O salão nobre da Misericórdia de Gaia encheu-se, no passado dia 12 de abril, para receber a primeira conferência do Secretariado Regional do Porto da União das Misericórdias Portuguesas (UMP). ‘As Misericórdias e o 25 de Abril’ foi o tema que juntou Manuel de Lemos, presidente da UMP, e o comandante Adelino da Costa, secretário da direção da Associação 25 de Abril.

“Importava assinalar aquilo que foi uma data memorável e marcante para Portugal há 50 anos”, começou por dizer o provedor anfitrião, Manuel Moreira, que também é presidente do Secretariado Regional do Porto. “As Misericórdias são o grande fator de desenvolvimento local, de agregação e de proteção das pessoas. O 25 de Abril libertou-nos para podermos chegar onde o Estado não chega”, afirmou Manuel de Lemos. Por sua vez, o comandante Adelino da Costa sublinhou que “o SNS que os portugueses tanto se orgulham costuma ser referido como consequência dos ideais democráticos do 25 de Abril, mas a sua criação foi devida, sobretudo, ao contributo, à experiência e ao empenhamento das Misericórdias”.

Recorde-se que antes do 25 de Abril, a rede nacional dos hospitais era assegurada pelas Misericórdias, havendo apenas, a complementar esta estrutura, os hospitais da Universidade de Coimbra, o Hospital Santa Maria, em Lisboa, e o São João, no Porto.

“As Misericórdias cuidavam das pessoas e cuidar das pessoas era algo que se fazia nos hospitais”, referiu Manuel de Lemos, recordando que “os primeiros hospitais eram constituídos por umas salas pequenas onde as pessoas chegavam e dormiam como hóspedes. Daí nasceu a palavra hospital”.

Depois da intervenção de Manuel de Lemos, Adelino da Costa abordou a adaptação das Misericórdias e das suas estruturas à nova realidade: a democracia.

As cerca de 350 Misericórdias existentes continuaram a efetuar o seu trabalho, muito assente na assistência hospitalar, que cobria cerca de dois terços da população portuguesa. “O programa do primeiro governo provisório incluía a intenção de criar o Serviço Nacional de Saúde (SNS), mas esse objetivo só seria possível com a participação das Misericórdias e dos seus recursos humanos e patrimoniais, bem como da sua experiência e da sua sensibilidade social”, explicou Adelino da Costa.
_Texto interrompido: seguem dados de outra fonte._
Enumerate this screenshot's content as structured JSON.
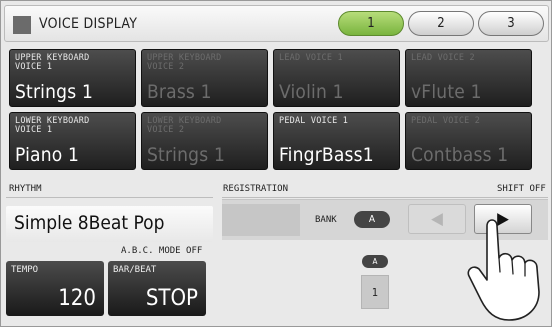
{
  "header": {
    "title": "VOICE DISPLAY",
    "page_tabs": [
      {
        "label": "1",
        "active": true
      },
      {
        "label": "2",
        "active": false
      },
      {
        "label": "3",
        "active": false
      }
    ]
  },
  "voices": [
    {
      "category": "UPPER KEYBOARD\nVOICE 1",
      "name": "Strings 1",
      "enabled": true
    },
    {
      "category": "UPPER KEYBOARD\nVOICE 2",
      "name": "Brass 1",
      "enabled": false
    },
    {
      "category": "LEAD VOICE 1",
      "name": "Violin 1",
      "enabled": false
    },
    {
      "category": "LEAD VOICE 2",
      "name": "vFlute 1",
      "enabled": false
    },
    {
      "category": "LOWER KEYBOARD\nVOICE 1",
      "name": "Piano 1",
      "enabled": true
    },
    {
      "category": "LOWER KEYBOARD\nVOICE 2",
      "name": "Strings 1",
      "enabled": false
    },
    {
      "category": "PEDAL VOICE 1",
      "name": "FingrBass1",
      "enabled": true
    },
    {
      "category": "PEDAL VOICE 2",
      "name": "Contbass 1",
      "enabled": false
    }
  ],
  "rhythm": {
    "label": "RHYTHM",
    "name": "Simple 8Beat Pop",
    "abc_mode": "A.B.C. MODE OFF",
    "tempo_label": "TEMPO",
    "tempo_value": "120",
    "barbeat_label": "BAR/BEAT",
    "barbeat_value": "STOP"
  },
  "registration": {
    "label": "REGISTRATION",
    "shift": "SHIFT OFF",
    "bank_label": "BANK",
    "bank_value": "A",
    "memory_bank": "A",
    "memory_number": "1",
    "prev_icon": "left-triangle-icon",
    "next_icon": "right-triangle-icon"
  },
  "colors": {
    "active_tab": "#8fc64d",
    "voice_bg": "#2e2e2e"
  }
}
Em dezembro de 1974, os hospitais centrais e distritais das Misericórdias passaram a integrar a rede nacional hospitalar e a serem administrados por comissões nomeadas pelo Governo, embora a propriedade dos edifícios e do seu património continuasse a pertencer-lhes. Mais tarde, em 1979, foi encontrada uma organização uniforme dos cuidados de saúde a nível nacional que resultou na criação do SNS.

“O 25 de Abril proporcionou a forma mais rápida de se montar o SNS. Estava lá a rede. De um dia para o outro, as Misericórdias viram-se sem atividade, tendo de se virar para algo novo. Havia os idosos, onde existia alguma experiência dos asilos, e as crianças. As Misericórdias começam então a sair da saúde e a olhar para aquilo que hoje chamamos respostas sociais”, explicou Manuel de Lemos.

Sustentando que “os Governos foram percebendo a importância que as questões sociais já tinham na Europa”, o presidente da UMP afirmou que a rede de cuidados que hoje serve a população portuguesa apenas foi possível após a revolução. “Foi o 25 de Abril que abriu a porta para que este movimento se fizesse”, assegurou.

Depois, os governantes mais atentos começaram a perceber que era cada vez mais ténue a diferença entre saúde e segurança social. “Foi isso que levou, e está a levar, inexoravelmente, o Estado a pedir às Misericórdias que regressem à saúde”, garantiu Manuel de Lemos.

Adelino da Costa referiu ainda que “as Misericórdias sentiram a mudança”, mas o surgimento da UMP trouxe uma diversificação de atividades refletidas no trabalho das 388 Misericórdias ativas no país, que apoiam diariamente cerca de 165 mil pessoas e contam com mais de 45 mil colaboradores diretos. “Estes números traduzem a importância das Misericórdias na economia e na solidariedade”, considerou o comandante.

Manuel Moreira defendeu que, como marco da história de Portugal, “o 25 de Abril permitiu-nos restaurar a liberdade e a democracia, apesar de ainda não sermos o país que queremos, que merecemos e pelo qual muitas gerações lutaram”, concluiu.